Apenas alcanzaron a tiempo la bahía de las trajineras. La nave real había partido minutos antes y se le veía navegar segura a los lejos. Dos cañonazos los espantaron. Eran las últimas casas que los teúles demolían para tomar control absoluto de la última parte de Tlatelolco. Los pocos sobrevivientes fueron arrinconados en la costa norte sin posibilidades de esconderse ni defenderse. Tezcacoatl subió junto con Tlilalcápatl a un sencillo acali y huyeron del lugar, siguiendo a la trajinera real. Una vez lejos de la isla, vieron llegar al teúle Sandoval con uno de los bergantines para destruir todos los acalis allí hacinados.
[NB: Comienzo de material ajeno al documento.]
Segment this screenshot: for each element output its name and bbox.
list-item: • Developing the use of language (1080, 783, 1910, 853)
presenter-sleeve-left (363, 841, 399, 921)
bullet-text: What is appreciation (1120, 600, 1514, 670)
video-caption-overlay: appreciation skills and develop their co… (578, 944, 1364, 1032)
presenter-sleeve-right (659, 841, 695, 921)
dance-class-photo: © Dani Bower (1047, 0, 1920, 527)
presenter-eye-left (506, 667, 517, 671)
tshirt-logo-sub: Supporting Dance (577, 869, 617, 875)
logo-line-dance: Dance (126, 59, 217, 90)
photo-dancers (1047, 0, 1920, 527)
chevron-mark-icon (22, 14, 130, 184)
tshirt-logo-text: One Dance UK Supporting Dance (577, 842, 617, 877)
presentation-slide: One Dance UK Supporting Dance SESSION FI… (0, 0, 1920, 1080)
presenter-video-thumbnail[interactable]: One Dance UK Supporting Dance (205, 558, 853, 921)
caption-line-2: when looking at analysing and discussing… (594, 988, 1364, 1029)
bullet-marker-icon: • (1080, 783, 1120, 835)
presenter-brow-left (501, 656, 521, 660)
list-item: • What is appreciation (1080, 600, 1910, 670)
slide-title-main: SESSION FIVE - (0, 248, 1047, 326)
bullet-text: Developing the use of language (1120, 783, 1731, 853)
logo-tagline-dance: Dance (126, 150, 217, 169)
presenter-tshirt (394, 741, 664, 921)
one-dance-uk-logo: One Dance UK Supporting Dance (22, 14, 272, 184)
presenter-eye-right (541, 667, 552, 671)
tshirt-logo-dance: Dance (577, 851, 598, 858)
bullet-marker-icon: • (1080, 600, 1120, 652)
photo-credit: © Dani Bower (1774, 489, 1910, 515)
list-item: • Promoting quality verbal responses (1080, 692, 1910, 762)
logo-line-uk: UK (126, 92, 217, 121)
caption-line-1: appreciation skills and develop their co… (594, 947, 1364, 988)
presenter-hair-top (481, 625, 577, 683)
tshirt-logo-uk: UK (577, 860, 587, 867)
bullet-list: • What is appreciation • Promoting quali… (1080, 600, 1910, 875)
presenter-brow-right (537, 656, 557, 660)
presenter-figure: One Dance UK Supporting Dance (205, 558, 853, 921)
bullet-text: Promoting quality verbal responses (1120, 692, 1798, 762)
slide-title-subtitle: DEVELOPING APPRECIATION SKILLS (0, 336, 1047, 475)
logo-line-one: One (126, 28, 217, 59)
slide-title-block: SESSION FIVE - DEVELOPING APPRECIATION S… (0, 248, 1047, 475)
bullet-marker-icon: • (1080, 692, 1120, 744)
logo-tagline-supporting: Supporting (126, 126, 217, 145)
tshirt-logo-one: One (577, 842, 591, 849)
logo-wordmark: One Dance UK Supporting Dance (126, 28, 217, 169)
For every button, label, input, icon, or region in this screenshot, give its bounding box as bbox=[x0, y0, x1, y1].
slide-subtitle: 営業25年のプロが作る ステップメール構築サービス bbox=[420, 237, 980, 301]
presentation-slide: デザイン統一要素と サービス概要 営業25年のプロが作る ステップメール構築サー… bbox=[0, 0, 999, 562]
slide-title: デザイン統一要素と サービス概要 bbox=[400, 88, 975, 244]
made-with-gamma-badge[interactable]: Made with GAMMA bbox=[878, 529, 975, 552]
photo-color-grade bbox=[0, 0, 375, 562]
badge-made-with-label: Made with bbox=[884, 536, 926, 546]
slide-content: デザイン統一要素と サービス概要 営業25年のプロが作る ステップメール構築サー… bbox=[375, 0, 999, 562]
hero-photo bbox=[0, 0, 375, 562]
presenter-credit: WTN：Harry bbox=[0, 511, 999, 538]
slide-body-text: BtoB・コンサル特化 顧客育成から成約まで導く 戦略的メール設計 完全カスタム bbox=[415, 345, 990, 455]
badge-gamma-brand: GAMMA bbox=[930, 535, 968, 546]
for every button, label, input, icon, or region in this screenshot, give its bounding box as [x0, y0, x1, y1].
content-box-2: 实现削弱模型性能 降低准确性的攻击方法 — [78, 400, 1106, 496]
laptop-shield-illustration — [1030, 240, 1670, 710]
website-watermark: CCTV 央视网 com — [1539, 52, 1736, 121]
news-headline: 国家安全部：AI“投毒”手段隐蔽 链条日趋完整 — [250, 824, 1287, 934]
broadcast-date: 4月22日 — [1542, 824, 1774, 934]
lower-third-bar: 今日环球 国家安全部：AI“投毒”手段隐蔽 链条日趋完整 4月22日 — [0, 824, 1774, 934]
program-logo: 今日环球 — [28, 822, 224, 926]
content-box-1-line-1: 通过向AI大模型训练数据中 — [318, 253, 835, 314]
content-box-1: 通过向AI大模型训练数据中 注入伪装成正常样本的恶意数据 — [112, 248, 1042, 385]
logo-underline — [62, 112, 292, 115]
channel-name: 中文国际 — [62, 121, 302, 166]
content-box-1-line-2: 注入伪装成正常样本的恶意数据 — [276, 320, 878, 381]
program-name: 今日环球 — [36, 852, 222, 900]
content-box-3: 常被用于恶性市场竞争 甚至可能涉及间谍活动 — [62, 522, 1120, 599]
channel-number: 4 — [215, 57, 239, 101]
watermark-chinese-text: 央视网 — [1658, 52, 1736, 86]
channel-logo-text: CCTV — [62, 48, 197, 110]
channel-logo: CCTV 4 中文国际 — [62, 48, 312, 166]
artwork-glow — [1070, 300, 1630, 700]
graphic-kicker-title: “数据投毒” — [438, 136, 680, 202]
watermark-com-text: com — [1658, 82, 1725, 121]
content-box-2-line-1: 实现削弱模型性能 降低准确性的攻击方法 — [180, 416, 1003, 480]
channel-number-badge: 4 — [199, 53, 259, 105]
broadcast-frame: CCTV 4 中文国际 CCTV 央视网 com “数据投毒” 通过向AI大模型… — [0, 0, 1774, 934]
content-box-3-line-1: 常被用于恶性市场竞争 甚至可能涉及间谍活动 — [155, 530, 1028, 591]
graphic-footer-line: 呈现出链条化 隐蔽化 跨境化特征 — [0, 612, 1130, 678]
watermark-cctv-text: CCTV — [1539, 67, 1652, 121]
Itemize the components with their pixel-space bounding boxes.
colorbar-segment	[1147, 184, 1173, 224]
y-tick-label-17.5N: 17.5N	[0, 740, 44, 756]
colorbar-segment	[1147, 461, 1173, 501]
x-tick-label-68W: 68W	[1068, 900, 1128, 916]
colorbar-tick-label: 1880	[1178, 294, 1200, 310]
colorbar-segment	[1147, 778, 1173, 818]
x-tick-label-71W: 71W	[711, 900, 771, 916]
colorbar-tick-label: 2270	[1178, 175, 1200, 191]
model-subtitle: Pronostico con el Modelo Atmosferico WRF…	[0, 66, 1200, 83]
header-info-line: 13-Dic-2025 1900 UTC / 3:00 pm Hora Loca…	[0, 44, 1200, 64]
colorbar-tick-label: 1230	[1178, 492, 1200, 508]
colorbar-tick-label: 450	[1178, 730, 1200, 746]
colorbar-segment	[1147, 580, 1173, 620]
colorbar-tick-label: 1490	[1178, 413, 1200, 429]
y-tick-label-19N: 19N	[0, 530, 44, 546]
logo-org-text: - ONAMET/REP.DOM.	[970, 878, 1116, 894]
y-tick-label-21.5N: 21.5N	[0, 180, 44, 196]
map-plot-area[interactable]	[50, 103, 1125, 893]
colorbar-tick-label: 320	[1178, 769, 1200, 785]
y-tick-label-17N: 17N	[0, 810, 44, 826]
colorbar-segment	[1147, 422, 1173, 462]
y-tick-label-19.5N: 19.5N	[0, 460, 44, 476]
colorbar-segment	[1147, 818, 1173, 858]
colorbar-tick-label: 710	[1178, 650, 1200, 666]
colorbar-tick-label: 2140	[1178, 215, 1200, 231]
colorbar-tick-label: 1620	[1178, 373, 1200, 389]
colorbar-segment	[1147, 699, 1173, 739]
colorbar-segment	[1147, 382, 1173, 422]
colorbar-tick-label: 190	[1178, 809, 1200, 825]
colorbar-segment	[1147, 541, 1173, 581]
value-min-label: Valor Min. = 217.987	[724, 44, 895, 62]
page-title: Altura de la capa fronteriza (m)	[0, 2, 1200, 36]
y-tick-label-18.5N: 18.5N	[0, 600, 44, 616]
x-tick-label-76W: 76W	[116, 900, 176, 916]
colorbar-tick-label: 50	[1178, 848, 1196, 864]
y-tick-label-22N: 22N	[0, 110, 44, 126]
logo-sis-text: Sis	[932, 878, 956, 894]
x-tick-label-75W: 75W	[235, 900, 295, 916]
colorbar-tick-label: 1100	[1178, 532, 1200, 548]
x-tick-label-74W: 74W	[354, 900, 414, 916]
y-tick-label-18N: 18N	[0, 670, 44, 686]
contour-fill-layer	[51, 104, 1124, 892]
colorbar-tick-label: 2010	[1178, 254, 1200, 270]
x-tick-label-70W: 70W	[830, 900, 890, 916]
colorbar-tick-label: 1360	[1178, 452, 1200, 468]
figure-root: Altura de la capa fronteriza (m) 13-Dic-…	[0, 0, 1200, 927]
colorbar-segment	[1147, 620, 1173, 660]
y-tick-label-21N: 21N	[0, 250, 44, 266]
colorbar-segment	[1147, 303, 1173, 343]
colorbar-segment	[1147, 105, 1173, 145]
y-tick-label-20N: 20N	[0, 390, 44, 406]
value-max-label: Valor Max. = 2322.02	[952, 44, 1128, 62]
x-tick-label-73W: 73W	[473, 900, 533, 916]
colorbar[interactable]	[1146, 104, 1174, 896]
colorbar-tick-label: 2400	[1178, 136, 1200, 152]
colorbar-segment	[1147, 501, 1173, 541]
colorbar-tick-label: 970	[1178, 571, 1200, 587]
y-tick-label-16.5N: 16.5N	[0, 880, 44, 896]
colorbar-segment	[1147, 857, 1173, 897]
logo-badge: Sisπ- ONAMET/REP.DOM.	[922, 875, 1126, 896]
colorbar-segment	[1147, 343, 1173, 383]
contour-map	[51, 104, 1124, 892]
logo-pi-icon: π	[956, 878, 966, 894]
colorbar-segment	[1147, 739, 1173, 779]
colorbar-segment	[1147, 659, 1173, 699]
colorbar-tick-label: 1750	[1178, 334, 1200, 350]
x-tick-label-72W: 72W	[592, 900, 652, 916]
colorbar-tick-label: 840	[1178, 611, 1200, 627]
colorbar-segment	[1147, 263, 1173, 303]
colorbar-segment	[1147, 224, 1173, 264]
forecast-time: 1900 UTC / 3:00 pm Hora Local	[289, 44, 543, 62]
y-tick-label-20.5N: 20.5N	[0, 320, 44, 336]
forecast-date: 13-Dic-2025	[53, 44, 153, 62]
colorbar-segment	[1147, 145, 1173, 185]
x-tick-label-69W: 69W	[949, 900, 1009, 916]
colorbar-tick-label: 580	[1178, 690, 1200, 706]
El cerco se había cerrado; Cortés finalmente controlaba toda la isla. Tenochtitlán había caído.

Había varios bergantines en el lago, pero era superior el número de canoas y prácticamente imposible para los teúles perseguir a todas. Uno de los bergantines notó a los lejos que una singular trajinera, además de ser más grande y notoria, llevaba gente vestida de diferente manera. El bergantín pasó junto al acali de Tezcacoatl y casi lo voltea. Los teúles los miraron con desdén. Unos viejos pescadores huyendo era algo lógico y sin importancia; sin perder tiempo dieron alcance a la trajinera real para comprobar si era la de Cuauhtémoc.

El español García Olguín, amenazándolos con varios ballesteros, apresó a todos los tripulantes y los condujo a la presencia de Cortés. Cuauhtémoc había sido finalmente apresado.

Cuando Tezcacoatl y Tlilalcápatl se acercaban a la costa de Tepeyac, fueron interceptados por otro bergantín, cuyo capitán reconoció al instante a Tezcacoatl. Su posibilidad de huir se había esfumado.

—No sabes el gusto que le dará al capitán Hernán el que te haya apresado, Tezcacoatl. Cuauhtémoc acaba de ser capturado también. El fin de Tenochtitlan ha llegado.

—¿Qué le han hecho a mi hijo? —preguntó Tlilalcápatl angustiada.

Al traducirles, se sorprendieron de saber que era la madre de Cuauhtémoc, cuando antes juraban que era la esposa del azteca.

—Se encuentra bien, señora. Cortés ha ordenado respetar la vida de Cuauhtémoc y la de todos sus familiares.